This is a really important context for us to understand because the angel comes to her and doesn't redefine the hope that Mary and the people of Israel had; instead, he forcefully affirms it. If Gabriel was implying a spiritual kingdom, he would say so. This is not some spiritual trickery where the Jews believe one thing, and God keeps leading them down a path of understanding only to pull the carpet out from under their feet in the future. What would that say about God, and how could we ever comprehend the message of scripture? In Luke, Gabriel is reaffirming the same promises in the Old Testament.
Another good example that highlights the context of the first-century Jewish worldview is in Acts 26. This chapter recounts the Apostle Paul's defense before King Agrippa, detailing his recognition of Jesus as the Messiah and his mission to preach the Gospel to the Gentiles. In verse 6, Paul says:
And now I stand here on trial because of my hope in the promise made by God to our fathers, to which our twelve tribes hope to attain, as they earnestly worship night and day. And for this hope I am accused by Jews, O king! Why is it thought incredible by any of you that God raises the dead? (Acts 26:6-8, ESV Bible)
Again, we see his worldview in context to the Old Testament promises to Israel. So his hope, even as an apostle and a disciple, did not change because of Jesus. Even after Jesus came, died, and rose, and after Paul encountered Jesus, he's still affirming a Jewish apocalyptic hope. To be blunt, because of our modern Gentile ignorance of this Jewish story, we miss entirely these details about the hope of the Jewish people. Or, at worst, we assume that it gets redefined somehow and that Jesus is reigning in heaven right now, and he's already on David's throne, somehow spiritually subduing Israel's enemies. We over-spiritualize the hopes of Israel because we fail to see the first-century Jewish perspective.
Talk to any Jewish person living in the land of Israel right now, or even look at the news from the Middle East. Israel doesn't have rest from her enemies. There's no king from David's line ruling from Jerusalem and no house for the Lord's name. There's no temple in Jerusalem, either. Some in the scholarly world have written volumes spiritualizing these things and saying that Jesus came to redefine or reimagine them through his ministry or death and resurrection. They claim that the ethnic descendants of Abraham and Isaac and Jacob don't really matter anymore because God now has a new people called the church. But we have so much evidence, both biblically and historically, that this is not the way that first-century Jews thought. And this first-century Jewish thought did not change until hundreds of years later when people like Augustine and Constantine came into the picture.

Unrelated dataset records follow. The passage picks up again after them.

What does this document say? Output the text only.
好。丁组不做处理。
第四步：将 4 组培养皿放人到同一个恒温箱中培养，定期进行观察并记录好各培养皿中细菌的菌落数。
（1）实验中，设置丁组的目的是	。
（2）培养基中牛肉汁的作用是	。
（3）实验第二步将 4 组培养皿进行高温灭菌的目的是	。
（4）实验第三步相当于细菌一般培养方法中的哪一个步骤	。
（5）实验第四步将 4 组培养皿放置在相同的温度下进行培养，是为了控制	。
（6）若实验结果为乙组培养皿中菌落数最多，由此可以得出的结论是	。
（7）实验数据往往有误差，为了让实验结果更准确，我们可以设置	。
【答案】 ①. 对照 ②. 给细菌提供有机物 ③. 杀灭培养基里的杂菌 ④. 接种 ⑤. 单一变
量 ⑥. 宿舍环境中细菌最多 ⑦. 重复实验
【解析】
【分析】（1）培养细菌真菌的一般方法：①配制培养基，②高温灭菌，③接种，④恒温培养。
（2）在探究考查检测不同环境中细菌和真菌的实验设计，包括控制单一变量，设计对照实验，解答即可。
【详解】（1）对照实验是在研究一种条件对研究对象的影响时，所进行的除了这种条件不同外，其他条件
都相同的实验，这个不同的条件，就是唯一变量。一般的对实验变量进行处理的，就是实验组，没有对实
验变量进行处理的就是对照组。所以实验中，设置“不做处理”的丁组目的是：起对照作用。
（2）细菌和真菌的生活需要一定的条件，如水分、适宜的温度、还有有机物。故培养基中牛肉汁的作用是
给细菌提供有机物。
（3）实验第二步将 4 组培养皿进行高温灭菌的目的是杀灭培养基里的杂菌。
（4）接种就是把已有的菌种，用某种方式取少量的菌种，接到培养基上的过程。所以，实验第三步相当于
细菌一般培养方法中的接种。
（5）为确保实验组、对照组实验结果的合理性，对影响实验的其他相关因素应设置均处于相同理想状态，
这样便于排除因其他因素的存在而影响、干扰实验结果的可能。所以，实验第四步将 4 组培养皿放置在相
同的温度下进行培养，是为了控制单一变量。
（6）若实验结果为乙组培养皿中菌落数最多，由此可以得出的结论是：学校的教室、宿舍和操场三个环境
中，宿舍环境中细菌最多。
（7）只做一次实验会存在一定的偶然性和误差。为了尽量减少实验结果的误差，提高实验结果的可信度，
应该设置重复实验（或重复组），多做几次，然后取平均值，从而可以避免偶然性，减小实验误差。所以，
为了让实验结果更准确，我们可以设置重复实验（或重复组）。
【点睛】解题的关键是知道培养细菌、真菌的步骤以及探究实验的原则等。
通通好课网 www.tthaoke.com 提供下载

We will explore that more in future studies.
The main thing I hope you take away from this is that the Gospel and our hope as Gentile disciples of Jesus today is wrapped up in tangible, earthly promises God has made to and through the Jewish people. God intends to be faithful to those promises, as he spoke them in the Old Testament scriptures. We're looking forward to a genuine day in the future when the Jewish Messiah, Jesus, returns and sets up a kingdom based in Jerusalem, and that kingdom will rule over all the nations. The authors of the New Testament say that Jesus' resurrection provides proof that we can have certainty about these things:
He who has prepared us for this very thing is God, who has given us the Spirit as a guarantee. (2 Corinthians 5:5, ESV Bible)
Who is the guarantee of our inheritance until we acquire possession of it, to the praise of his glory. (Ephesians 1:14, ESV Bible)
When we have certainty about the future, it changes how we live in the present.
I hope now you can see that the Old Testament meant much more to the first-century Jews than we have often imagined. While many parts of the Old Testament point to Jesus, the story's grandeur is much bigger than the simple "Jesus died for your sins so you can go to heaven when you die" message.